I came across a TCP/IP comms issue when a machine connects to Nut/OS (AVR,
any 4.x version) and advertises a MSS of 1024 instead of the more common
1460 bytes. Suddenly I saw Nut/OS replying a SYNC/ACK with a MSS of 4 and
this was the end of all sensible TCP/IP comms as from then on segment size
was 4 bytes which brakes most applications. (Most Linux and Windows PCs use
a MSS of 1460 but some other embedded TCP/IP stacks or WAN routers may use a
different size.)

After analysing what is going on I found the following code snippet in
tcpsm.c to be the culprit:

            /* Read MAXSEG option */
            case TCPOPT_MAXSEG:
                s = ntohs(((u_short)cp[2] << 8) | cp[3]);
                if (s < sock->so_mss)
                    sock->so_mss = s;

The ntohs() call is not necessary here as byte swapping is already done by
the shift and logic operation. ntohs swaps again and gives the following
results:

(Note: sock->so_mss is initialised to 536)

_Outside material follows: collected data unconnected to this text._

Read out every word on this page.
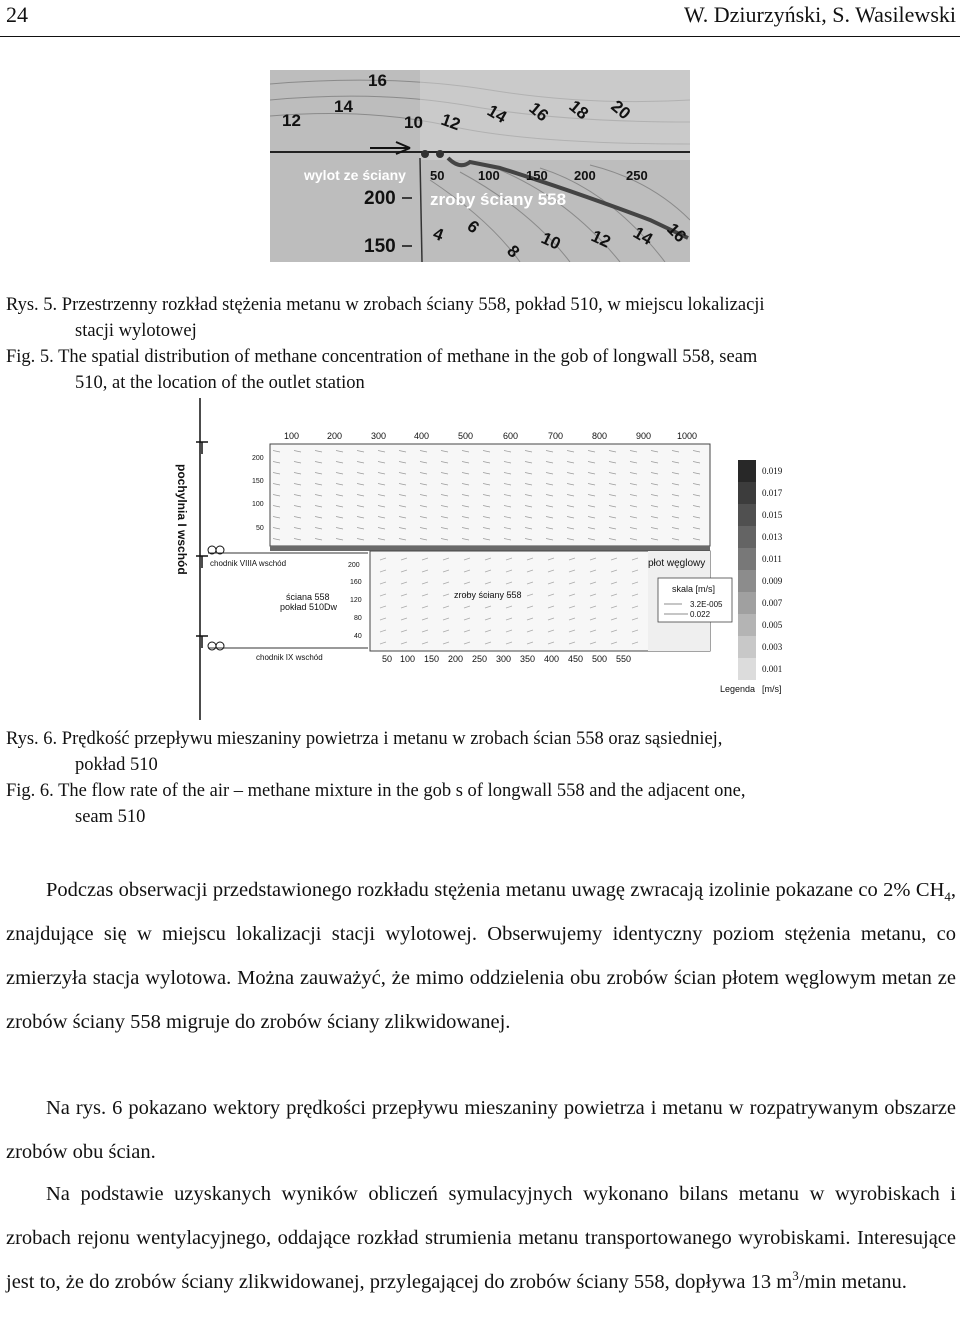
24	W. Dziurzyński, S. Wasilewski
12
14
16
10 12 14 16 18 20
4 6
8 10 12 14 16
wylot ze ściany
zroby ściany 558
50	100 150 200 250
200
150
Rys. 5. Przestrzenny rozkład stężenia metanu w zrobach ściany 558, pokład 510, w miejscu lokalizacji
stacji wylotowej
Fig. 5. The spatial distribution of methane concentration of methane in the gob of longwall 558, seam
510, at the location of the outlet station
pochylnia I wschód
100	200	300	400	500	600	700	800	900	1000
200
150
100
50
200
160
120
80
40
50 100 150 200 250 300 350 400 450 500 550
chodnik VIIIA wschód
chodnik IX wschód
ściana 558
pokład 510Dw
zroby ściany 558
płot węglowy
skala [m/s]
3.2E-005
0.022
0.019
0.017
0.015
0.013
0.011
0.009
0.007
0.005
0.003
0.001
Legenda [m/s]
Rys. 6. Prędkość przepływu mieszaniny powietrza i metanu w zrobach ścian 558 oraz sąsiedniej,
pokład 510
Fig. 6. The flow rate of the air – methane mixture in the gob s of longwall 558 and the adjacent one,
seam 510
Podczas obserwacji przedstawionego rozkładu stężenia metanu uwagę zwracają izolinie pokazane co 2% $CH_4$, znajdujące się w miejscu lokalizacji stacji wylotowej. Obserwujemy identyczny poziom stężenia metanu, co zmierzyła stacja wylotowa. Można zauważyć, że mimo oddzielenia obu zrobów ścian płotem węglowym metan ze zrobów ściany 558 migruje do zrobów ściany zlikwidowanej.
Na rys. 6 pokazano wektory prędkości przepływu mieszaniny powietrza i metanu w rozpatrywanym obszarze zrobów obu ścian.
Na podstawie uzyskanych wyników obliczeń symulacyjnych wykonano bilans metanu w wyrobiskach i zrobach rejonu wentylacyjnego, oddające rozkład strumienia metanu transportowanego wyrobiskami. Interesujące jest to, że do zrobów ściany zlikwidowanej, przylegającej do zrobów ściany 558, dopływa 13 $m^3/\min$ metanu.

a) Common case of MSS=1460:

                s = ntohs( 0x05 | 0xB4) = 0xb405 = 46085
                if (46085 < sock->so_mss)
                    sock->so_mss = s;

Result: No change to sock->so_mss, it stays at Nut/OS default of 536.

b) Special case of MSS=1024:

                s = ntohs( 0x04 | 0x00) = 0x0004 = 4
                if (4 < sock->so_mss)
                    sock->so_mss = 4;

Result: sock->so_mss is now 4 and this is the maximum size of sent TCP
packets. All further TCP/IP comms will most likely not work because of the
small segment size. 

I believe the correct implementation should be:

            /* Read MAXSEG option */
            case TCPOPT_MAXSEG:
                s = ((u_short)cp[2] << 8) | cp[3];
                if (s < sock->so_mss)
                    sock->so_mss = s;

Any thoughts/agreements/disagreements?


Regards

Henrik


PS1: This also may have been the explanation of the issue András Szemző has
reported on the 30/9/2009.

PS2: I am also not sure if topics like this should go to the mailing list or
rather be lodged as bug report on SourceForge instead (or both)?